Data Integration can establish connections to on-prem servers by employing a hybrid data processing approach. While it is suggested utilizing the SSH Tunneling method, it is essential to know that its adoption is not obligatory.

To use the SSH Tunneling via Data Integration, configure your SSH Tunnel server in your network. This server can get SSH connections from Data Integration IPs, and connect to your database server via the internal IP or address. Data Integration connects to that SSH server using a private key.

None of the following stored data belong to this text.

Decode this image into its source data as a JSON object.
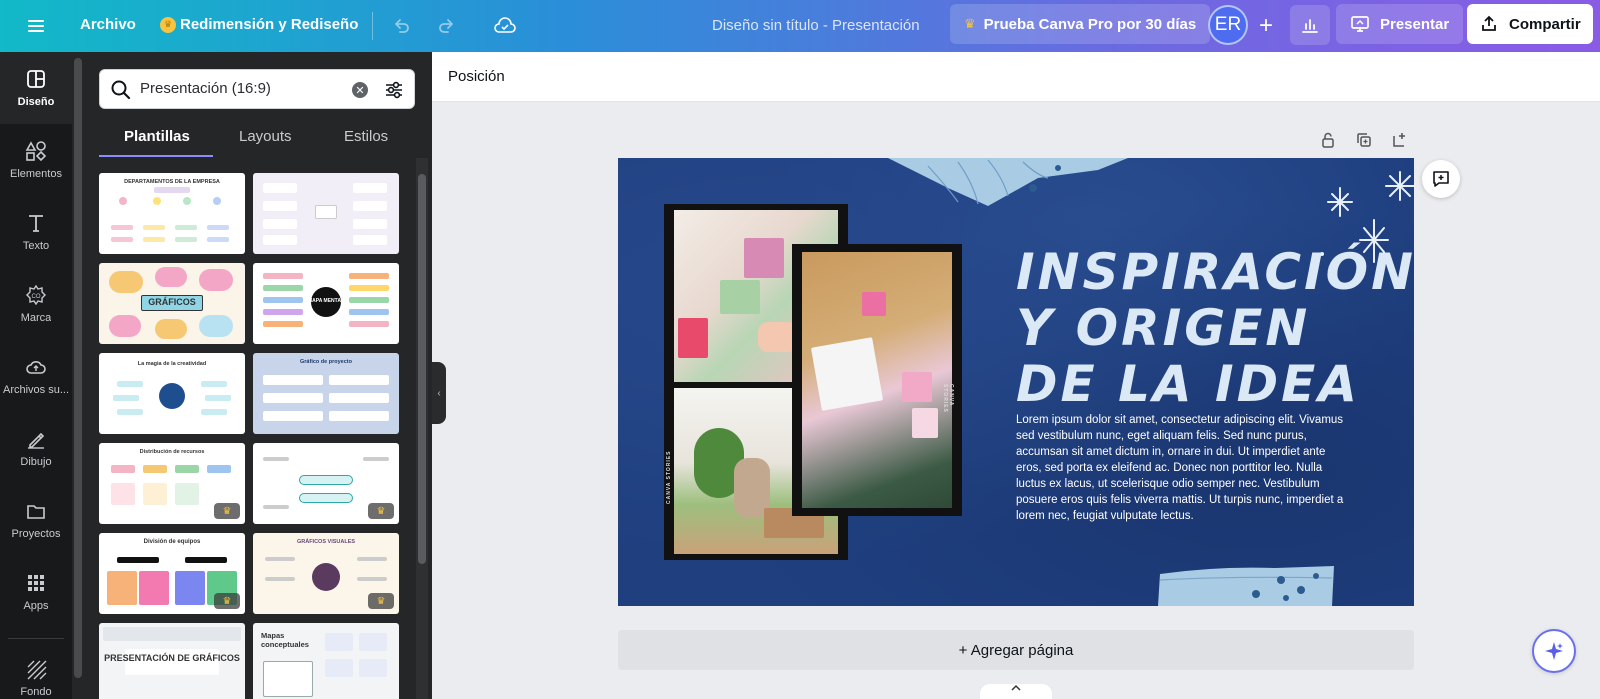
{
  "topbar": {
    "file_label": "Archivo",
    "resize_label": "Redimensión y Rediseño",
    "doc_title": "Diseño sin título - Presentación",
    "pro_trial_label": "Prueba Canva Pro por 30 días",
    "avatar_initials": "ER",
    "present_label": "Presentar",
    "share_label": "Compartir"
  },
  "rail": {
    "items": [
      {
        "label": "Diseño",
        "icon": "design-icon"
      },
      {
        "label": "Elementos",
        "icon": "elements-icon"
      },
      {
        "label": "Texto",
        "icon": "text-icon"
      },
      {
        "label": "Marca",
        "icon": "brand-icon"
      },
      {
        "label": "Archivos su...",
        "icon": "uploads-icon"
      },
      {
        "label": "Dibujo",
        "icon": "draw-icon"
      },
      {
        "label": "Proyectos",
        "icon": "projects-icon"
      },
      {
        "label": "Apps",
        "icon": "apps-icon"
      },
      {
        "label": "Fondo",
        "icon": "background-icon"
      }
    ]
  },
  "panel": {
    "search_value": "Presentación (16:9)",
    "tabs": [
      "Plantillas",
      "Layouts",
      "Estilos"
    ],
    "templates": [
      {
        "title": "DEPARTAMENTOS DE LA EMPRESA",
        "pro": false
      },
      {
        "title": "",
        "pro": false
      },
      {
        "title": "GRÁFICOS",
        "pro": false
      },
      {
        "title": "MAPA MENTAL",
        "pro": false
      },
      {
        "title": "La magia de la creatividad",
        "pro": false
      },
      {
        "title": "Gráfico de proyecto",
        "pro": false
      },
      {
        "title": "Distribución de recursos",
        "pro": true
      },
      {
        "title": "",
        "pro": true
      },
      {
        "title": "División de equipos",
        "pro": true
      },
      {
        "title": "GRÁFICOS VISUALES",
        "pro": true
      },
      {
        "title": "PRESENTACIÓN DE GRÁFICOS",
        "pro": false
      },
      {
        "title": "Mapas conceptuales",
        "pro": false
      }
    ]
  },
  "canvas": {
    "position_label": "Posición",
    "slide_title": "Inspiración y origen de la idea",
    "slide_body": "Lorem ipsum dolor sit amet, consectetur adipiscing elit. Vivamus sed vestibulum nunc, eget aliquam felis. Sed nunc purus, accumsan sit amet dictum in, ornare in dui. Ut imperdiet ante eros, sed porta ex eleifend ac. Donec non porttitor leo. Nulla luctus ex lacus, ut scelerisque odio semper nec. Vestibulum posuere eros quis felis viverra mattis. Ut turpis nunc, imperdiet a lorem nec, feugiat vulputate lectus.",
    "film_label": "CANVA STORIES",
    "add_page_label": "+ Agregar página"
  },
  "colors": {
    "slide_bg": "#1f3f7f",
    "title_color": "#dbe8f6",
    "accent": "#8b8dff"
  }
}
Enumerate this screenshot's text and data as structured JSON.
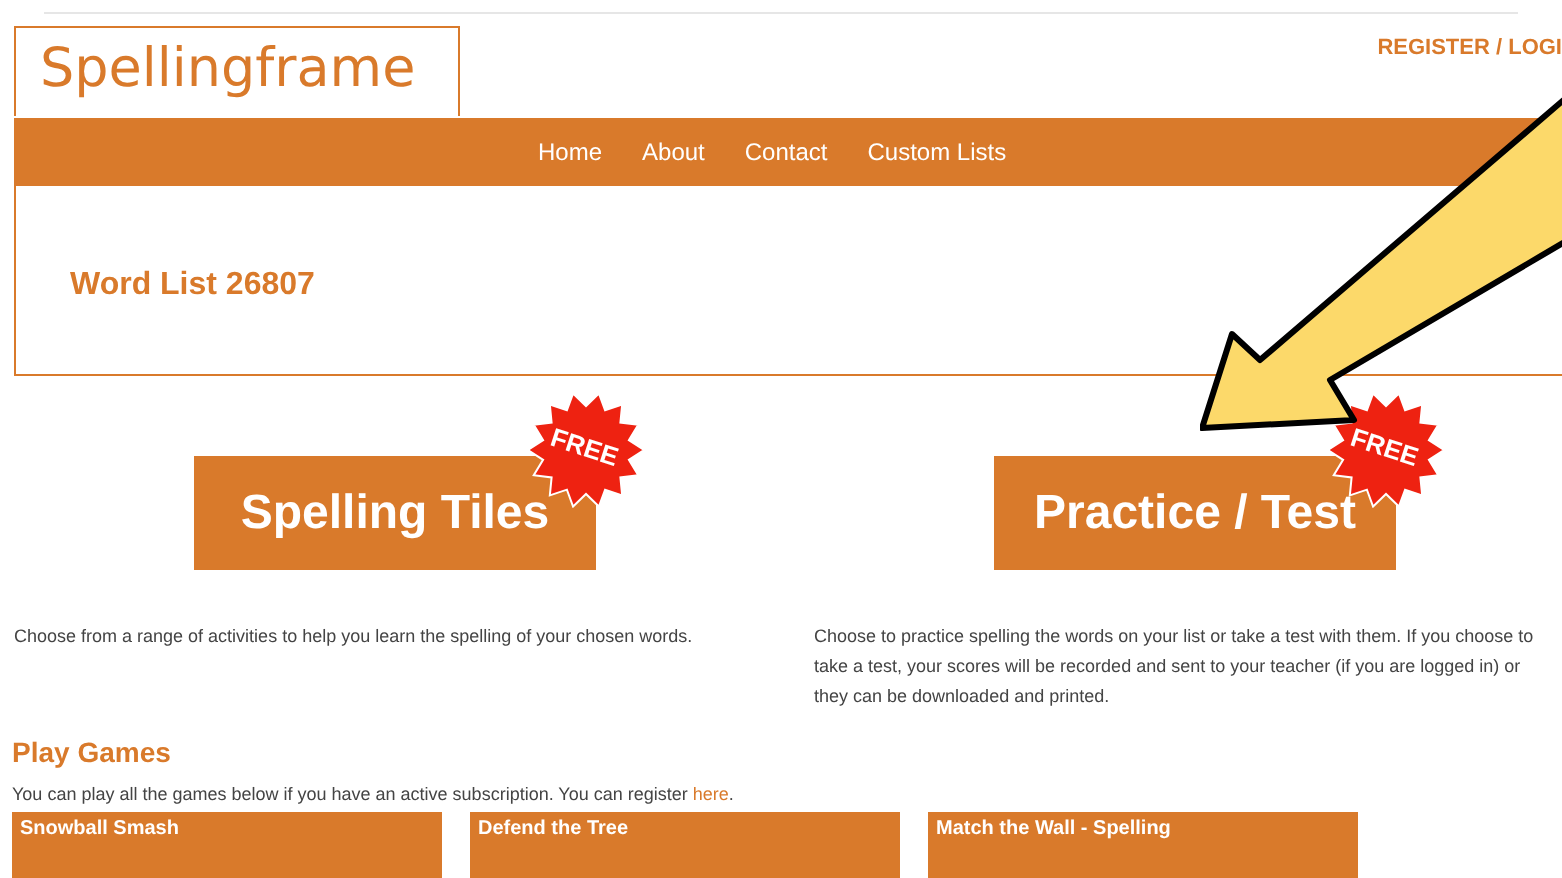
{
  "header": {
    "logo": "Spellingframe",
    "account_links": "REGISTER / LOGI"
  },
  "nav": {
    "items": [
      "Home",
      "About",
      "Contact",
      "Custom Lists"
    ]
  },
  "page_title": "Word List 26807",
  "activities": [
    {
      "label": "Spelling Tiles",
      "badge": "FREE",
      "description": "Choose from a range of activities to help you learn the spelling of your chosen words."
    },
    {
      "label": "Practice / Test",
      "badge": "FREE",
      "description": "Choose to practice spelling the words on your list or take a test with them. If you choose to take a test, your scores will be recorded and sent to your teacher (if you are logged in) or they can be downloaded and printed."
    }
  ],
  "games_section": {
    "title": "Play Games",
    "intro": "You can play all the games below if you have an active subscription. You can register",
    "link": "here",
    "intro_end": ".",
    "games": [
      "Snowball Smash",
      "Defend the Tree",
      "Match the Wall - Spelling"
    ]
  }
}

After configuring SSH tunneling, you can set it up in the Data Integration connection:

SSL connection

To establish a connection, certain PostgreSQL hosts may need the use of an SSL certificate for validation and enabling.

note

Utilizing an SSL connection is optional.
SSL connections are available when using PostgreSQL databases hosted on Amazon RDS/Aurora and Google Cloud SQL.

Custom file zone

Setting up a Custom File Zone in Data Integration is an optional feature, with the default option relying on the Managed File Zone provided by Data Integration, which requires no setup. The primary benefit of establishing a Custom File Zone lies in enabling organizations to guarantee that their data is stored within their designated file zones, instead of stored in Data Integration Managed File Zone.

Procedure

Enable the Custom File Zone toggle.
You can choose the pre-configured FileZone connection by clicking on FileZone Connection (ensure that only Custom File Zone in Amazon S3 is compatible).
Choose a Default Bucket from the drop-down list.
Click Test Connection to verify if your connection is up to the task.
If the connection is successful, click Save.